Deux situations marrantes : Samantha Davies qui a subi la tempête comme une fleur, sans dégâts, et au lieu de se plaindre, s’inquiète des autres. Ensuite, Desjoyaux, toujours premiers, dont la moyenne est passée à 17 nœuds (mer sûrement plus calme), sans casse non plus, et continue de semer ses poursuivants. Il a le toupet de dire qu’il n’est pas satisfait de lui-même. Dur, dur, dur d’être perfectionniste !

Guillemot, avec son rail de mât cassé à la partie supérieure du mât, est ancré à l’île Enderby parmi les îles Auckland, pour réparer en eau calme. Les dégâts sont plus graves qu’il ne le pensait. Quel superbe spectacle d’où il est ancré ! Je suis allé voir sur Google Earth; ça donne vraiment envie d’aller à cette île ou série d’îles voisines.
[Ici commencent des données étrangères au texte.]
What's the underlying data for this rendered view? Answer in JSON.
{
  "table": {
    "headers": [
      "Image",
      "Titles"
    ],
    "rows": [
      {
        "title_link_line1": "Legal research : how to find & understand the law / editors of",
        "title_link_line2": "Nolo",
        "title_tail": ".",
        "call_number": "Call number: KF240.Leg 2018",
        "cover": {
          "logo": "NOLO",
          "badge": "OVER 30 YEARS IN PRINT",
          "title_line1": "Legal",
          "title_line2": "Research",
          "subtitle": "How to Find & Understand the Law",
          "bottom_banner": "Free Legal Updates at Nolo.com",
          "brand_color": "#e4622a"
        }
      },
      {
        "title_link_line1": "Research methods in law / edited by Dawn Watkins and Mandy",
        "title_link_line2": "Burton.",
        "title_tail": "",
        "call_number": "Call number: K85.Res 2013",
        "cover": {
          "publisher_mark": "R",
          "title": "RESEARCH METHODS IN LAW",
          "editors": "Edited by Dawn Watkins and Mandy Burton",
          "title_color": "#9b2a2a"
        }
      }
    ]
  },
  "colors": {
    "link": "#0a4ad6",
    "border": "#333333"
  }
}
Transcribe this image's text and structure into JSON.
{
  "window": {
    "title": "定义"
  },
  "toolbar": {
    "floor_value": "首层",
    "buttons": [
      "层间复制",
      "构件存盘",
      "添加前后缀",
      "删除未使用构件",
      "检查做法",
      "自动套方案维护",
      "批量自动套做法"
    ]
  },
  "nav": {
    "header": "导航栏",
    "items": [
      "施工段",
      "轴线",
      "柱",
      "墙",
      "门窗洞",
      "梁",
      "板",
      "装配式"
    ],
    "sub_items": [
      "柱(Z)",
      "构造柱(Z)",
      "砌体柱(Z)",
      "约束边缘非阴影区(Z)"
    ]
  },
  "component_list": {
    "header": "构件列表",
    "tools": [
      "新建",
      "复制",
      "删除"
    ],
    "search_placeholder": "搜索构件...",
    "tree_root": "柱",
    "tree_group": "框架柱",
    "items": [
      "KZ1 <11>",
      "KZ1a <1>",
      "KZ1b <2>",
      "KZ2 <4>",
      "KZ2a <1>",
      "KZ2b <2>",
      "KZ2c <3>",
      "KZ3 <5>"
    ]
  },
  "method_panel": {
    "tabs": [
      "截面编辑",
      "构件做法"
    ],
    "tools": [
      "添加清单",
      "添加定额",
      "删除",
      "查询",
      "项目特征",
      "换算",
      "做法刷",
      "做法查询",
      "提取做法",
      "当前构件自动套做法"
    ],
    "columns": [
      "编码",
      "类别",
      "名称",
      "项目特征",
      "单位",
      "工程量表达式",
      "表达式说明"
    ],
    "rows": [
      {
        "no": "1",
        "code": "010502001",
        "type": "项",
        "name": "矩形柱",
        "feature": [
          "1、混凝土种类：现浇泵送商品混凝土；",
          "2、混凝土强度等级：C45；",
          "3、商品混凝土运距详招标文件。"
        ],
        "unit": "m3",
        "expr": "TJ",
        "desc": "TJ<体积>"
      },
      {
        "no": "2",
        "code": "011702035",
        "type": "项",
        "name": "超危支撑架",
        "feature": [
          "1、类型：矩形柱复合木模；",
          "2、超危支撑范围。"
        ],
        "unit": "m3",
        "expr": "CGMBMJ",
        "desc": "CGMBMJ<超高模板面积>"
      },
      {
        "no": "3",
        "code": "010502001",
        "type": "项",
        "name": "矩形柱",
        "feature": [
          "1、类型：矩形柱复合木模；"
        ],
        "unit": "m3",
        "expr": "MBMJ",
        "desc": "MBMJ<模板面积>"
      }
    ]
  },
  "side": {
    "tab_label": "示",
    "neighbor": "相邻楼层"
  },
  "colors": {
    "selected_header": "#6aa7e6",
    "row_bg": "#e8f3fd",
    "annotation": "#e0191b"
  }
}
Guillemot avoue lui-même que c’est dommage qu’il ne soit pas venu en touriste. Il n’y a pas grand monde autour mais une nature magnifique à perte de vue.

Les administrateurs de la course, un peu secoués par la série de tempêtes que vient d’essuyer la flotte du VG, ont changé l’emplacement de la porte est du Pacifique sud, la dernière donc avant le Cap Horn. La nouvelle position de la porte va forcer les concurrents à naviguer dans des conditions météo moins extrêmes et aussi plus au nord de la limite des icebergs. Bonne décision, à mon avis, vu le nombre d’avaries et d’abandons subis par les concurrents dans l’océan Indien et l’ouest du Pacifique sud.

Où et comment s’entraînent des skippers cool comme Samantha Davies ? La question m’intriguait depuis un bout de temps. Tout d’abord, il faut bien savoir que derrière chaque skipper, il y a toute une équipe qui a préparé le bateau et le skipper pendant des années. Il suffit d’aller voir sur leur site web respectif. Ensuite, pour les skippers qui en ont les moyens, il existe en France une école de voile très poussée qui forme les futurs skippers pour la course au large. Cette école de voile hautement spécialisée et réputée vaut le coup d’œil : www.polefinistere.com.

Autre remarque : les maxis du VG actuel les mieux rôdés sont ceux qui ont été construits il y a quelques années, l’un d’eux en 2000, pour passer ensuite de main en main, tout en se faisant retaper, alléger, moderniser, etc. Parallèlement à cela, les skippers les mieux placés dans la course possèdent presque tous un palmarès déjà très impressionnant et long. Rares sont ceux qui n’ont pas déjà gagné deux à trois fois des courses aussi éprouvantes que prestigieuses, comme la Route du rhum, les éditions précédentes du VG, etc. Pour voir leurs palmarès, si le cœur vous en dit, allez au site du VG et zyeutez sous la rubrique « Les skippers ».